Cuando estuvimos de nuevo en tierra firme, utilicé algunos cupones para comprar una bolsa de lingos, unos buñuelos húngaros fritos espolvoreados con ajo, en uno de los tenderetes cercanos a la noria. Después de este modesto almuerzo, cogimos el tren Lilliput hasta el Estadio Olímpico y volvimos paseando por la nieve a través de los bosques de Hauptallee.
Mucho más tarde, cuando volvíamos a estar en su habitación, dijo:
– ¿Sigues estando nervioso?
Tendí la mano hacia sus pechos en forma de calabaza y noté que la blusa estaba húmeda de sudor. Me ayudó a desabotonársela y, mientras yo gozaba del peso de su seno en la mano, se desabrochó la falda. Me aparté para que pudiera quitársela por los pies y cuando la hubo dejado en el respaldo de una silla, la cogí de la mano y la atraje hacia mi.

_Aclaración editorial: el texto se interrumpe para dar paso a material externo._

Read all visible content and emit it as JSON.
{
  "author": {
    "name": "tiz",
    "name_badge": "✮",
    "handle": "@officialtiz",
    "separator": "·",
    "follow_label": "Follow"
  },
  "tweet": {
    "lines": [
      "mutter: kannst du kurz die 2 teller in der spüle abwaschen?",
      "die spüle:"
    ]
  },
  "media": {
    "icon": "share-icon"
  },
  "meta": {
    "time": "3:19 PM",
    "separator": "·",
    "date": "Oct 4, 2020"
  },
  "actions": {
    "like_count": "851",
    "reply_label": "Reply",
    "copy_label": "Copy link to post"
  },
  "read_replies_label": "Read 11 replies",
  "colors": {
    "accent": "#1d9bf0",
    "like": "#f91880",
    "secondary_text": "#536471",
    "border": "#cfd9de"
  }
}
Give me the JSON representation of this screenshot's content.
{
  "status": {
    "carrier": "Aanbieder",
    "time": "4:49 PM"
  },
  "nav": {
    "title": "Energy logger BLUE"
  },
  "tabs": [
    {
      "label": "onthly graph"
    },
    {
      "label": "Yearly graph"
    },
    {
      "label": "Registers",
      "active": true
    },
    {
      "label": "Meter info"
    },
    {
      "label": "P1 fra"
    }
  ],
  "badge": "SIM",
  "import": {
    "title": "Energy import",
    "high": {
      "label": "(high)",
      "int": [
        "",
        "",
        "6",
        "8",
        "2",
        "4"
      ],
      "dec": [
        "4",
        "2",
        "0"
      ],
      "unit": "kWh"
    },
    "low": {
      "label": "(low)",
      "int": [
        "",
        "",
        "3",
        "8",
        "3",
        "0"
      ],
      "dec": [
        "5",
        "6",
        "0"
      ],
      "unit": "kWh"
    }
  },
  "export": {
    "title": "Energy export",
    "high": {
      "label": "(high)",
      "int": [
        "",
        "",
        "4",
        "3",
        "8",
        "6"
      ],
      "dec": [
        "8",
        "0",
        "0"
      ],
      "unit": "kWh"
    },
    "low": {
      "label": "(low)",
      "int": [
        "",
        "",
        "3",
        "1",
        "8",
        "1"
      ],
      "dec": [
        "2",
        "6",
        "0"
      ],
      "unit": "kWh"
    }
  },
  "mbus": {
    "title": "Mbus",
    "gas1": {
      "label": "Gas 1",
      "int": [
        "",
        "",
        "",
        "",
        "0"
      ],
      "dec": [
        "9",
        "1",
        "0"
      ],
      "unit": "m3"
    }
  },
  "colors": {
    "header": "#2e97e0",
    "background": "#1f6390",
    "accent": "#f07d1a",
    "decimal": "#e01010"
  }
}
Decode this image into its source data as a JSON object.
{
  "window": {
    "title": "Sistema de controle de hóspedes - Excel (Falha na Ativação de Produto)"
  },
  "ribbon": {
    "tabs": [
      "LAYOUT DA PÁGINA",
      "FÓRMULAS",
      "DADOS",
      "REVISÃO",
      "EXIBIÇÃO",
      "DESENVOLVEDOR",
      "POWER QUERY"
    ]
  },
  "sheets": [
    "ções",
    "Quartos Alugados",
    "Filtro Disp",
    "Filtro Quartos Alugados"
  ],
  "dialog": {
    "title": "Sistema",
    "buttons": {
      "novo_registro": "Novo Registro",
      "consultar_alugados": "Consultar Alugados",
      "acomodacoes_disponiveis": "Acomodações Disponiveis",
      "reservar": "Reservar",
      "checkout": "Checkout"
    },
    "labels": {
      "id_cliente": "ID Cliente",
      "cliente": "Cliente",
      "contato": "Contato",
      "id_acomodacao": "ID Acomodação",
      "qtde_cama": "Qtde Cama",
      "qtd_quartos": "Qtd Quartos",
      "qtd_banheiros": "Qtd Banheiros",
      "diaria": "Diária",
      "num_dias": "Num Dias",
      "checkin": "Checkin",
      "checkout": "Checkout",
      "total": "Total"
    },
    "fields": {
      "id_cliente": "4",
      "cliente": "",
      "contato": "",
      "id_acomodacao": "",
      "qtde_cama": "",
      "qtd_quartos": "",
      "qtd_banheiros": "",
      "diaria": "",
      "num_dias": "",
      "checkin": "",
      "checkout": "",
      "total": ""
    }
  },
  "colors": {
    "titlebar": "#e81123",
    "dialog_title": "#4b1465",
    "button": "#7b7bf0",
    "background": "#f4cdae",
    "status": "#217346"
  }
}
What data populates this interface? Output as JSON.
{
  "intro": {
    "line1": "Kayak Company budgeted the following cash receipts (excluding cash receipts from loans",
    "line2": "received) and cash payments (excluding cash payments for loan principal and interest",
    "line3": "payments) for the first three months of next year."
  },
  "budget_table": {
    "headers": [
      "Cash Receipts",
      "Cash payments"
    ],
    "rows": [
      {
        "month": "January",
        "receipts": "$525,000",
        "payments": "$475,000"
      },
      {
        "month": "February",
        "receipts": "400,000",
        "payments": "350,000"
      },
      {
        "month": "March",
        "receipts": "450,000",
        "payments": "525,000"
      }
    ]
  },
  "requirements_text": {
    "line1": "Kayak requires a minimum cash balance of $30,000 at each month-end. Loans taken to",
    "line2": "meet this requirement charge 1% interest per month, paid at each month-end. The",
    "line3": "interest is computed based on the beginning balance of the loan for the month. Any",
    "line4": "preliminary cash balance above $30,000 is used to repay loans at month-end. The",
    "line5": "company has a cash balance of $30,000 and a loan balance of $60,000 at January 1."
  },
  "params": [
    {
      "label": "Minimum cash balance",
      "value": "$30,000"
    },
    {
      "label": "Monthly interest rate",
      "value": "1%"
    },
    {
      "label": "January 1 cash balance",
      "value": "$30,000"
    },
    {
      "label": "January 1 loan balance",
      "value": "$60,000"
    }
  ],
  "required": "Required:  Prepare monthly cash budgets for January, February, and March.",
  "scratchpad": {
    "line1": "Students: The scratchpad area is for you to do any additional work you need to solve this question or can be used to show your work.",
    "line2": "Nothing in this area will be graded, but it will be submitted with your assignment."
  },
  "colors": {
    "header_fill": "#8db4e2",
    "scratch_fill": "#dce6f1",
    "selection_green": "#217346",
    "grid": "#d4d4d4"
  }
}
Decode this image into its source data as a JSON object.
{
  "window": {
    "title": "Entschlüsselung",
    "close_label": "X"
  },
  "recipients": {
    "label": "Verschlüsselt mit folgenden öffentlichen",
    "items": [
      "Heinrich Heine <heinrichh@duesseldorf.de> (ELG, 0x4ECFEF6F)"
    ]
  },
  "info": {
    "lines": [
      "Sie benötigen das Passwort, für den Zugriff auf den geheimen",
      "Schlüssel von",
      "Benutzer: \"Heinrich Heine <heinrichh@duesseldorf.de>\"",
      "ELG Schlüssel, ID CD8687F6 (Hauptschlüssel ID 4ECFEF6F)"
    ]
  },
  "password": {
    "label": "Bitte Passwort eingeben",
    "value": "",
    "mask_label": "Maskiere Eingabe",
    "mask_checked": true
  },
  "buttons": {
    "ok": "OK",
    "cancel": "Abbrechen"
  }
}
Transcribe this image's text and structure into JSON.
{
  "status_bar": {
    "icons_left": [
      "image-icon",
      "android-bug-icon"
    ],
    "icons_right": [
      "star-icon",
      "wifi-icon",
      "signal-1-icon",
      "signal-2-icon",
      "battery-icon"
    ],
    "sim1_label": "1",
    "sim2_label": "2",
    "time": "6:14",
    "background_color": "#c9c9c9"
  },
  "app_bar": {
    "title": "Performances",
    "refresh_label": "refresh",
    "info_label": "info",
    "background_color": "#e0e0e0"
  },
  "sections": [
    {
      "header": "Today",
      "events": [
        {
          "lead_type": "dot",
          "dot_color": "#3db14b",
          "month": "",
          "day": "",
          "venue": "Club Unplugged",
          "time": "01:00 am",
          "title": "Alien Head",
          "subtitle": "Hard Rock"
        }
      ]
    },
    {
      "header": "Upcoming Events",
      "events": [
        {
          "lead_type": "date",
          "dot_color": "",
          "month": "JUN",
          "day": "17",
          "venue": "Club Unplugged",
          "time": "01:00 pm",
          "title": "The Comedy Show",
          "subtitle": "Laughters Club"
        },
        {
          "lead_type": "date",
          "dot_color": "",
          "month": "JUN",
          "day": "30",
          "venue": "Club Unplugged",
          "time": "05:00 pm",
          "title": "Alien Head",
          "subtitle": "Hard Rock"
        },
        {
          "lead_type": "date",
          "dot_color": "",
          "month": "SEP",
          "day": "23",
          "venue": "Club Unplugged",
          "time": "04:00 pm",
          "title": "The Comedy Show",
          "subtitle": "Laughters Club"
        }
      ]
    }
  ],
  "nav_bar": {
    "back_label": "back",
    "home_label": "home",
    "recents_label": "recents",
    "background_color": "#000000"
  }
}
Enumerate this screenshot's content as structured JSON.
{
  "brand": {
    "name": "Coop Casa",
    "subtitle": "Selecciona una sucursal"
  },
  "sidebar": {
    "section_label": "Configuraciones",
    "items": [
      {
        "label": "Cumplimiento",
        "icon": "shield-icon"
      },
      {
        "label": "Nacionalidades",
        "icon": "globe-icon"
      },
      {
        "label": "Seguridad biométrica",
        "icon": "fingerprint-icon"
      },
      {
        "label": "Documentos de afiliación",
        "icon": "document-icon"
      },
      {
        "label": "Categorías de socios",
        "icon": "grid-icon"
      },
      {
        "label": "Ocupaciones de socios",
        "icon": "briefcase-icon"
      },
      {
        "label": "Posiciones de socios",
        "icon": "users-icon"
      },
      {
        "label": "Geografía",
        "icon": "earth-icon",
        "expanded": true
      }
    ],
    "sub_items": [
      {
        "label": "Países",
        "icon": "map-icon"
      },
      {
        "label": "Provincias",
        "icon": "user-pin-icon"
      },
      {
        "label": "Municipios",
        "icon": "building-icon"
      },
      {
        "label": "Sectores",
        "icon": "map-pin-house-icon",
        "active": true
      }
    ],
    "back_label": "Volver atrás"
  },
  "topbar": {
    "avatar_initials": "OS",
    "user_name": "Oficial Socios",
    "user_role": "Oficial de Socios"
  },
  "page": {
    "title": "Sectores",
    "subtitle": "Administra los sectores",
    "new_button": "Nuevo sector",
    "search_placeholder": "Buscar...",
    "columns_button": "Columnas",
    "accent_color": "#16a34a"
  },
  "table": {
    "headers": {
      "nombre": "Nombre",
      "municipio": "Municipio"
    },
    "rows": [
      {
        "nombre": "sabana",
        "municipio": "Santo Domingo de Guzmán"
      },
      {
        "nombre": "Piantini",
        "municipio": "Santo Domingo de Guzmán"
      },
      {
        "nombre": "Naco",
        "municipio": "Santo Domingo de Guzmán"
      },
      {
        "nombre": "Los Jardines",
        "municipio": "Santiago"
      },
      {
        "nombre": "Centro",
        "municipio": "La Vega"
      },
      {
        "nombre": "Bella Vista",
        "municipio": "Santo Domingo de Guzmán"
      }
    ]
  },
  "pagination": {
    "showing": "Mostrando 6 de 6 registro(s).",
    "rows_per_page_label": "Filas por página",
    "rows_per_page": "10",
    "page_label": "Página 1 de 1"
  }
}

Durante un breve momento, la abracé con fuerza, disfrutando de su respiración entrecortada y cálida en el cuello, antes de bajar la mano hacia la curva de su trasero, la parte superior de las apretadas medias y luego la suave y fresca carne entre los muslos. Y una vez que ella se las ingenió para desprenderse de la escasa ropa que quedaba para cubrirla, la besé y permití que un intrépido dedo disfrutara de una corta exploración de sus partes ocultas.
En la cama no dejó de sonreír mientras yo trataba lentamente de medir sus profundidades. Al ver sus ojos abiertos, que solo eran soñadores, como si no fuera capaz de olvidar mi satisfacción en su busca de la suya propia, descubrí que estaba demasiado excitado para que me importara mucho más allá de lo que parecía cortés. Cuando, finalmente, ella sintió que la herida que estaba abriendo en ella se volvía más apremiante, levantó los muslos hasta el pecho y, bajando las manos, se abrió con las palmas, como si tensara un trozo de tela para que penetrara la aguja de la máquina de coser, a fin de que me viera periódicamente absorbido con fuerza hacia su interior. Al cabo de un momento, me doblé sobre ella mientras la vida activaba su propulsión independiente y trepidante.
Aquella noche nevó mucho y luego la temperatura cayó hasta las alcantarillas, helando toda Viena, para conservarla para un día mejor. Soñé, no con una ciudad perdurable, sino con la ciudad que iba a venir.